Et le marchand, quoique prêt à s'opposer de nouveau à cette férocité, laissa libre la porte qu'il avait jusque-là défendue.

Les assaillants restèrent immobiles, frappés des paroles de M. Lebrenn.

Cependant, l'homme qui voulait venger son frère s'élança le sabre à la main en poussant un cri farouche. Déjà il touchait au seuil de la porte, lorsque Georges, lui saisissant les mains, et les serrant entre les siennes, l'arrêta, et lui dit d'une voix profondément émue:

—Tu voudrais te venger par un assassinat? Non, frère... tu n'es pas un assassin!

Et Georges Duchêne, les larmes aux yeux, le pressa dans ses bras.

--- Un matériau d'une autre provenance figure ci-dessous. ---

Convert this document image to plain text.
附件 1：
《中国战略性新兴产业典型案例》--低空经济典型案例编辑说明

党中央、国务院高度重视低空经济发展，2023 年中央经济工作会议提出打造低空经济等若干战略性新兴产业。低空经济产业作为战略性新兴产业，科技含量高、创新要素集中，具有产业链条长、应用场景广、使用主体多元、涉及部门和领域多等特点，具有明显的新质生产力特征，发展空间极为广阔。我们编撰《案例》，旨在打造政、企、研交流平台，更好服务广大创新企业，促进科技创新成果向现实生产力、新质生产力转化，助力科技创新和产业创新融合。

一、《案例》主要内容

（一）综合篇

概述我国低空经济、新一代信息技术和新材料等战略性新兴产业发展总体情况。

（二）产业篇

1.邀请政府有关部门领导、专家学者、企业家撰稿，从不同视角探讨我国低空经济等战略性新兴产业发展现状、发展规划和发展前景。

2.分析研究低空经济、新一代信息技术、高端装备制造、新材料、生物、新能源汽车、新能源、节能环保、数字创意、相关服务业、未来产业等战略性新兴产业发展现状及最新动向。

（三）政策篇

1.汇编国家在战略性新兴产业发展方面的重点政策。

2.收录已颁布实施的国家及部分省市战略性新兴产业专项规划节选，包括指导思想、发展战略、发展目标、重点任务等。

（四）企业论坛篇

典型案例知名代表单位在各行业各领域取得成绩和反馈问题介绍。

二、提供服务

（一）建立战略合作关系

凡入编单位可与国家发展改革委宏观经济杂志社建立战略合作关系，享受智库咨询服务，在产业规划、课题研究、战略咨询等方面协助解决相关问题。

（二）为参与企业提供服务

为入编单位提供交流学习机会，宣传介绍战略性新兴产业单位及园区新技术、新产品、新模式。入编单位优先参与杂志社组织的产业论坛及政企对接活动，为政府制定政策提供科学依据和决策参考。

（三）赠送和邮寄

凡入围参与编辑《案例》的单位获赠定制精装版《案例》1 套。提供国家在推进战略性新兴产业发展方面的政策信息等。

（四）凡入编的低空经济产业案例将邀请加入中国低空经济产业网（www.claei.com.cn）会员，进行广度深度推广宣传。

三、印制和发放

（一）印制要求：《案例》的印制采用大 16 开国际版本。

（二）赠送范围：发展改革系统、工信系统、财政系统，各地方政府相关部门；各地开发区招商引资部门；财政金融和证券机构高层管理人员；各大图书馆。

La voix, le geste, l'accent de la physionomie de Georges causèrent une telle vive impression à l'homme qui criait vengeance, qu'il baissa la tête, jeta son sabre loin de lui; puis, se laissant tomber sur un tas de pavés, il cacha sa figure entre ses deux mains, en murmurant à travers ses sanglots étouffés:

—Mon frère!... mon pauvre frère!...


Le combat a cessé depuis quelque temps. Le fils du marchand est allé aux informations; il a apporté la nouvelle que le roi et la famille royale sont en fuite, que les troupes fraternisent avec le peuple, que la chambre des députés est dissoute, et qu'un gouvernement provisoire est établi à l'Hôtel de ville.

La barricade de la rue Saint-Denis est cependant toujours militairement gardée. En cas de nouvelles alertes, des vedettes avancées ont été placées. Çà et là gisent les morts des deux partis.